Question

When a slab of insulating material 4 mm thick is introduced between the plates of a parallel plate capacitor of separation 4 mm, it is found that the distance between the plates has to be increased by 3.2 mm to restore the capacity to its original value. The dielectric constant of the material is______.
Fill in the blank with the correct answer from the options given below.

• A. 2
• B. 5
• C. 3
• D. 7

Answer 1

The Correct Option is B

This analysis examines the impact of inserting an insulating slab into a parallel plate capacitor.

1. Initial Capacitance (C):

The initial plate separation is denoted as d = 4 mm.

The original capacitance is calculated as C = ε₀A / d.
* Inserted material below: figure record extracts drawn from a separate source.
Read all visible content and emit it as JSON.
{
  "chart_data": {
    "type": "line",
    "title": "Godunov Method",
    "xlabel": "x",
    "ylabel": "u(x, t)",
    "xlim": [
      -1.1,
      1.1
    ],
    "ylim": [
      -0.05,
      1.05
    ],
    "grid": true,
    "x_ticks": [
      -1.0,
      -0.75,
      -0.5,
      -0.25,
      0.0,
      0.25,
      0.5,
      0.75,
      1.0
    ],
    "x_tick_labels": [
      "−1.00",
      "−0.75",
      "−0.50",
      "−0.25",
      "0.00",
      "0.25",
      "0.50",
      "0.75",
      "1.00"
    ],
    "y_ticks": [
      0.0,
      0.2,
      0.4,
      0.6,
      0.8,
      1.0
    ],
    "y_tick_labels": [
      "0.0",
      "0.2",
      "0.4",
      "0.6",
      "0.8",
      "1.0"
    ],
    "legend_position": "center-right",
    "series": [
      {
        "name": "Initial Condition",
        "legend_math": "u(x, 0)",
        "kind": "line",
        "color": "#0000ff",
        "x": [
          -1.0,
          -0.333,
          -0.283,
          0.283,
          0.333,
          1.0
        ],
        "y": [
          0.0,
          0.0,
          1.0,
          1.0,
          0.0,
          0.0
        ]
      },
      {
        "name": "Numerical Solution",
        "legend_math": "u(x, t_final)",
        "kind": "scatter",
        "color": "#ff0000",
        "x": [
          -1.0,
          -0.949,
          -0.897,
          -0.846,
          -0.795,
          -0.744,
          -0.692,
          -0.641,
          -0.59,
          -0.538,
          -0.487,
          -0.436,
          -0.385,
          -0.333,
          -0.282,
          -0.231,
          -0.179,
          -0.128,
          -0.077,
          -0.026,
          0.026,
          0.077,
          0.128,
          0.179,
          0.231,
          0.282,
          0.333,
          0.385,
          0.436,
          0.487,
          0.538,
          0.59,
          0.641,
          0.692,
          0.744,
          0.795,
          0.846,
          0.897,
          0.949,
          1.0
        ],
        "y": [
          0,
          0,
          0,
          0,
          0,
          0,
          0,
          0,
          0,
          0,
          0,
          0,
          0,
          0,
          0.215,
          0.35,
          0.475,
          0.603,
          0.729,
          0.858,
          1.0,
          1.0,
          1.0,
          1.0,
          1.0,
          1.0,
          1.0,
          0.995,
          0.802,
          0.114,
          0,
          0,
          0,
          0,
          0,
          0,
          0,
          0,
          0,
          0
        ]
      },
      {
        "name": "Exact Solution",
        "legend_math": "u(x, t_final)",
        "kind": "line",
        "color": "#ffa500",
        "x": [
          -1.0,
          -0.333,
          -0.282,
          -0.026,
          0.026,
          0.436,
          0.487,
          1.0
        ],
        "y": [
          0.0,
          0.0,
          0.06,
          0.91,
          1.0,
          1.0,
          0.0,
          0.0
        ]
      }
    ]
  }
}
2. Capacitance with Insulating Slab:

Upon introducing a slab of thickness t = 4 mm and dielectric constant K, the capacitance (C') is given by:

C' = ε₀A / [d - t + (t/K)]

3. Restoration of Original Capacitance:

To restore the original capacitance, the plate separation is increased by 3.2 mm, resulting in a new separation d'.

d' = d + 3.2 mm = 4 mm + 3.2 mm = 7.2 mm.

The capacitance with this new separation (C'') is:

C'' = ε₀A / d'.

The condition for restoring the original capacitance is C'' = C.

This implies ε₀A / d' = ε₀A / d, leading to d' = d.

However, the objective is to determine the dielectric constant K that restores the original capacitance when the distance is increased to 7.2 mm after inserting the dielectric. Therefore, the equation is:

ε₀A / d = ε₀A / [d - t + t/K].

Given that the original capacitance is restored by increasing the distance to 7.2 mm, we have:

d = d' - (d - (d - t + t/K))

d = d' - (t - t/K)

Substituting the known values: 4 mm = 7.2 mm - (4 mm - 4 mm/K).

Simplifying the equation: 4 = 7.2 - 4 + 4/K

4 = 3.2 + 4/K

0.8 = 4/K

Solving for K: K = 4 / 0.8 = 5.

The dielectric constant of the material is thus 5.

The correct answer is:

Option 2: 5